When it comes to the logistics of losing weight, calories are undoubtedly a grey area with some fitness fanatics refusing to count the stats while others strictly adhere to the ‘no carbs after 6pm’ rule.
But it seems we may finally have some answers.
A recent study conducted by scientists at Harvard Medical School, Pennsylvania State University and Brigham and Women’s Hospital discovered that our bodies burn more calories during certain times of the day.
According to findings, participants burned 10% more calories in the late afternoon and early evening in comparison to the morning.
The even greater news? We combat these calories during periods of rest. Bring on those lazy Sunday afternoon naps!
The new research supports the correlation between metabolism and our body clock – which determines when we sleep, wake up and eat.
On the revelation, lead author Kirsi-Marja Zitting said: “The fact that doing the same thing at one time of day burned so many more calories than doing the same thing at a different time of day surprised us.”
The experiment took place over a 37-day period and was admittedly a small operation with only seven participants. The study – which was published in Current Biology – took place in a lab without windows, clocks, phones or the Internet so that those involved would have no concept of time.

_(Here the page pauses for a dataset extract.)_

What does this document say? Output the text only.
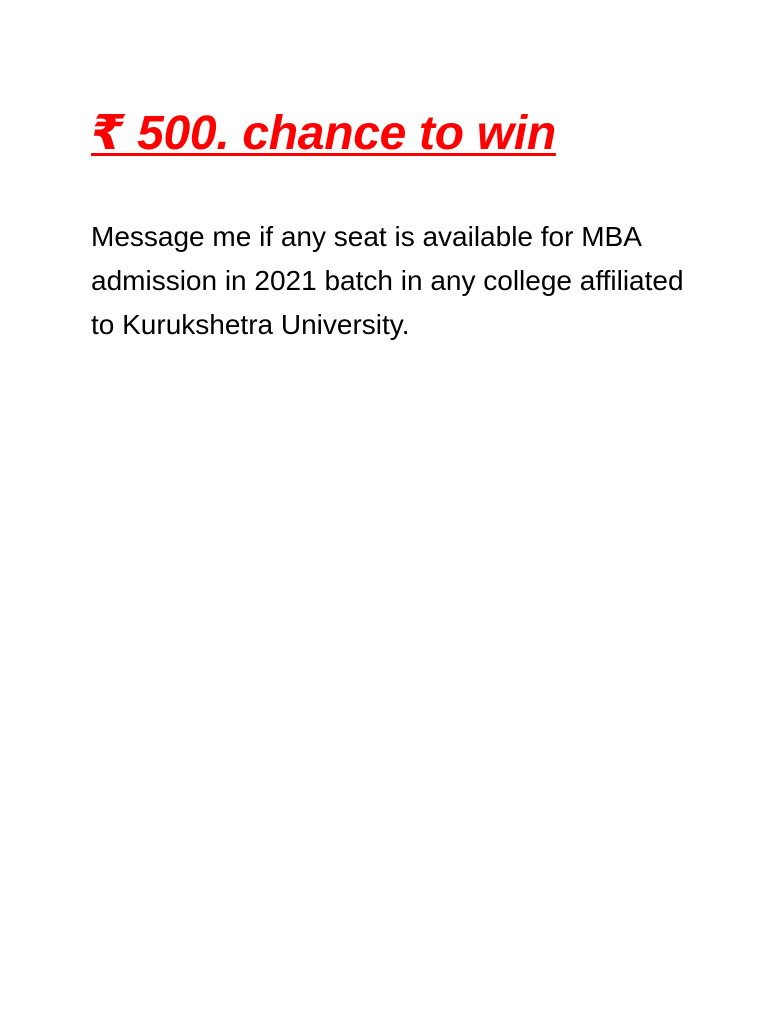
₹ 500. chance to win

Message me if any seat is available for MBA admission in 2021 batch in any college affiliated to Kurukshetra University.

They were told when to go to bed and when to wake-up and every night those times were adjusted four hours later – this ensured that participants travelled across four time zones each day.

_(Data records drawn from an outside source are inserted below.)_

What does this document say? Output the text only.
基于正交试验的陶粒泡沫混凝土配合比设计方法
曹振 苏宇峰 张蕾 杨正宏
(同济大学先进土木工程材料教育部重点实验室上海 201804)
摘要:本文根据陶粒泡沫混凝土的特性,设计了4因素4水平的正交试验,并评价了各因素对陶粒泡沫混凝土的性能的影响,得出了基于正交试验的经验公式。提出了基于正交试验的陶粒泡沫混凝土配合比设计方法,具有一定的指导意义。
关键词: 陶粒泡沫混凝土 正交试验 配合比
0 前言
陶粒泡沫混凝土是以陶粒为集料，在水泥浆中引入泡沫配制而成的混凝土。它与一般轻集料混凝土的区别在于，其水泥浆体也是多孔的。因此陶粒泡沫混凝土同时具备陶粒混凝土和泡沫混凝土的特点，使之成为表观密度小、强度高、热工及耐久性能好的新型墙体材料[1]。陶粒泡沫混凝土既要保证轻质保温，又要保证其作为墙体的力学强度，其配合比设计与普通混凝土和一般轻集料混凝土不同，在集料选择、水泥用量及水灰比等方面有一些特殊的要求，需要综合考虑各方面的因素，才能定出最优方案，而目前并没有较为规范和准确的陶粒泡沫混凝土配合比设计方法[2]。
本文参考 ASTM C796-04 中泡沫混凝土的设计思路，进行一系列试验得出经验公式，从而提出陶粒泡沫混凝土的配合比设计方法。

Jeanne Duffy from the Division of Sleep and Circadian Disorders at Brigham and Women’s Hospital told Live Science: “Because they were doing the equivalent of circling the globe every week, their body’s internal clock could not keep up.”
With no visual indication of the time, each participant was reduced to running on a biological clock which the experts measured against their metabolic rate.
Results showed that each participant’s metabolic rates were at their lowest at night and highest around 12 hours later in the early afternoon-turned-evening.
This slow increase in calorie burning throughout the day is equivalent to approximately 130 extra calories.
But before you text your PT asking for an afternoon slot, Duffy emphasises that the small study only examined changes in metabolic rate while people are at rest.
However, she does recommend avoiding snacking during the time frame when calorie-burning is at its lowest.
“Let’s say we get up an hour or two hours early and eat breakfast an hour or two hours early,” she told Time. “We may be eating that breakfast not only at a time when our body might not be prepared to deal with it, but at a time when we need less energy to maintain our functions. Therefore, the same breakfast might result in extra stored calories, because we don’t need those to maintain our body functions.”
Does this justify our weekend lie-in?